When Senator Alexander eventually does leave this body, the Senate will lose an incredibly capable legislator and statesman. He cares so much about legislating, he reminded me when I talked to him this afternoon he said he will still be around for two years and wants to work together to get things done, and Alexanderian statement if there ever was one.

Senator Alexander has been in the mist of things for much of his 16 years here in the Senate. That’s because he is not some ideologue who stood all alone in his own corner and made a lot of speeches and didn’t get things done. No, Senator Alexander seeks compromise almost reflexively, and he gets things done – the recent higher education bill and legislation dealing with opioids, which he was so passionate for and talked to me every day for about a month. And he gets things done because of his passion, his intelligence as a legislator and his persistence.

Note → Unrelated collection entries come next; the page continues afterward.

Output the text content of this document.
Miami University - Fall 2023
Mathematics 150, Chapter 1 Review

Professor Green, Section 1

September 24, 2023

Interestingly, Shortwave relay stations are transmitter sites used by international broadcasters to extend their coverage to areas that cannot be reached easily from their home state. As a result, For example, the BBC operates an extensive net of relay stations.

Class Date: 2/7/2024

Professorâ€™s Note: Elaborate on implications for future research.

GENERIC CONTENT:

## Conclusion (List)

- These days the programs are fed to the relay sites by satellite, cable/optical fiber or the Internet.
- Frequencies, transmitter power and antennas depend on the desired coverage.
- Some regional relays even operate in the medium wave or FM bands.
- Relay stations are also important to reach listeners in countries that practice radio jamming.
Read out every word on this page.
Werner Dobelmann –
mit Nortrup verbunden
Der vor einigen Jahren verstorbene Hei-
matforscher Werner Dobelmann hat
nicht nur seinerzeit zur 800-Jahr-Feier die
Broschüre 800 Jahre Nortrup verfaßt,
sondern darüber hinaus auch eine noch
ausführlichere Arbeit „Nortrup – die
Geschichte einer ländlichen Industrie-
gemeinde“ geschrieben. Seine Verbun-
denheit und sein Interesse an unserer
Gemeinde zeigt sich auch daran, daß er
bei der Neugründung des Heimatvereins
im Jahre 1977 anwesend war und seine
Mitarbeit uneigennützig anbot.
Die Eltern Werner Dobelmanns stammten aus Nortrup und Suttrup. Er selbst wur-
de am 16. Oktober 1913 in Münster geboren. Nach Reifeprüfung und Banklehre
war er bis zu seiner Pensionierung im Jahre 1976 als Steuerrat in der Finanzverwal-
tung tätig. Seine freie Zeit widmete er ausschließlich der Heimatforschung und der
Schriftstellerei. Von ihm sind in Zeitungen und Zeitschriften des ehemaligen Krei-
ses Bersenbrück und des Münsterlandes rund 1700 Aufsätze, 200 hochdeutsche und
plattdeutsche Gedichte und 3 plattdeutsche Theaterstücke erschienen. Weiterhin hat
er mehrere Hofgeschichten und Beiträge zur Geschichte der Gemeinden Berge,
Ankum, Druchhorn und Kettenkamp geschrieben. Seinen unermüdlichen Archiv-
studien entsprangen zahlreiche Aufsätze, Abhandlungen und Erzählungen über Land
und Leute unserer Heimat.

So both sides of the aisle trust him and respect him. I know I do, and we’ve worked together a great many times in my years here. Hopefully, as he said on the phone, there will be a few more opportunities in the next two years, his last two years in the Senate to work together, successfully, hopefully, and god willing again.

Even though he’s not here at the moment, I salute my friend from Tennessee and look forward to seeing him in the gym tomorrow morning, we always see each other in the gym, where I can convey these sentiments personally.